Yume Japanese Gardens, Two Spirit Pow Wow, The Light Years: Chris Rush

YUME JAPANESE GARDENS There are dozens of Japanese gardens in the United States, and Tucson has its own version thanks to a European woman who has lived on three continents. When Patricia Deridder was 18 years old she left her home country of Belgium so she could pursue her passion for the Japanese culture and language. Fifteen years later she moved to Wisconsin with her American husband where they raised their two children. Later, Deridder started a new chapter in Tucson where she opened Yume Japanese Gardens in the city’s midtown. Yume is the Japanese word for dream and Deridder says the facility is a dream come true.

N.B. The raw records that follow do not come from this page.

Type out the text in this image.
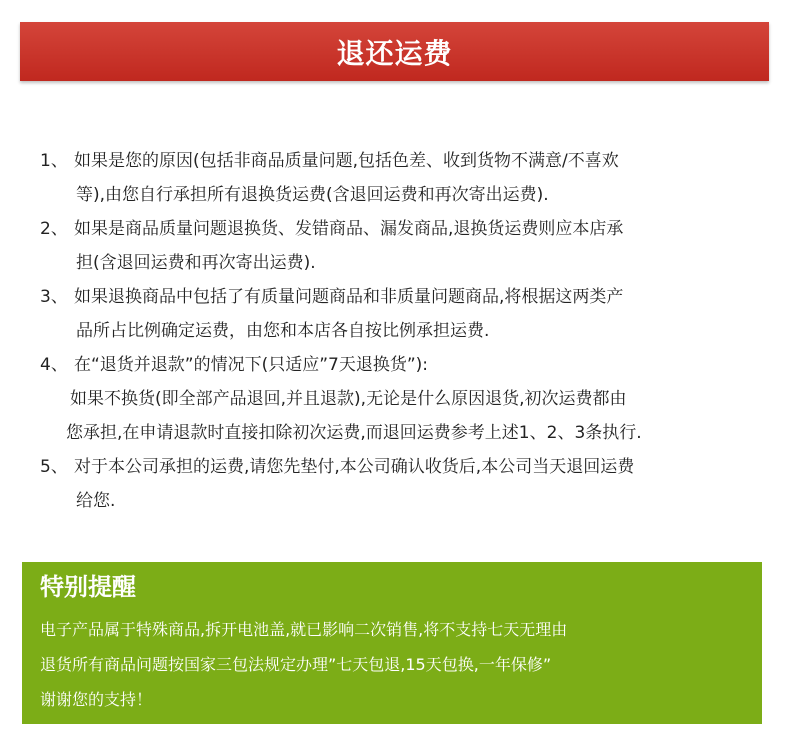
退还运费
1、 如果是您的原因(包括非商品质量问题,包括色差、收到货物不满意/不喜欢
等),由您自行承担所有退换货运费(含退回运费和再次寄出运费).
2、 如果是商品质量问题退换货、发错商品、漏发商品,退换货运费则应本店承
担(含退回运费和再次寄出运费).
3、 如果退换商品中包括了有质量问题商品和非质量问题商品,将根据这两类产
品所占比例确定运费，由您和本店各自按比例承担运费.
4、 在“退货并退款”的情况下(只适应”7天退换货”):
如果不换货(即全部产品退回,并且退款),无论是什么原因退货,初次运费都由
您承担,在申请退款时直接扣除初次运费,而退回运费参考上述1、2、3条执行.
5、 对于本公司承担的运费,请您先垫付,本公司确认收货后,本公司当天退回运费
给您.
特别提醒
电子产品属于特殊商品,拆开电池盖,就已影响二次销售,将不支持七天无理由
退货所有商品问题按国家三包法规定办理”七天包退,15天包换,一年保修”
谢谢您的支持！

TWO SPIRIT POWWOW Traditionally, powwow categories are listed with the gender binary “Women” and “Men”. However, many tribes recognize more than two genders. The 2nd Annual Two Spirit Powwow took place in Phoenix last February and the powwow committee decided to remove gender from all categories. The Two Spirit Powwow is hosted by Native PFLAG, an organization with the goal to keep families together and foster the traditional teachings of what it means to be LGBT and/or Two-Spirit. They envision a world where diversity is celebrated and all people are respected, valued, and affirmed inclusive of their sexual orientation, gender identity, and gender expression.

THE LIGHT YEARS: CHRIS RUSH As a child growing up wedged in the middle of a large Catholic family in 1960s New Jersey, Tucson painter Chris Rush was given LSD by his older sister. He was 12. Nearly 50 years later, he published his first book, The Light Years, with the venerated publishing house Farrar, Straus and Giroux. A memoir, the book follows Rush across the country to Tucson, telling a beautiful, often violent story of drug trafficking, gay youth, homelessness, sins of the fathers, and the search for personal freedom in America, in strikingly evenhanded prose. Near the end of the book, he turns 20.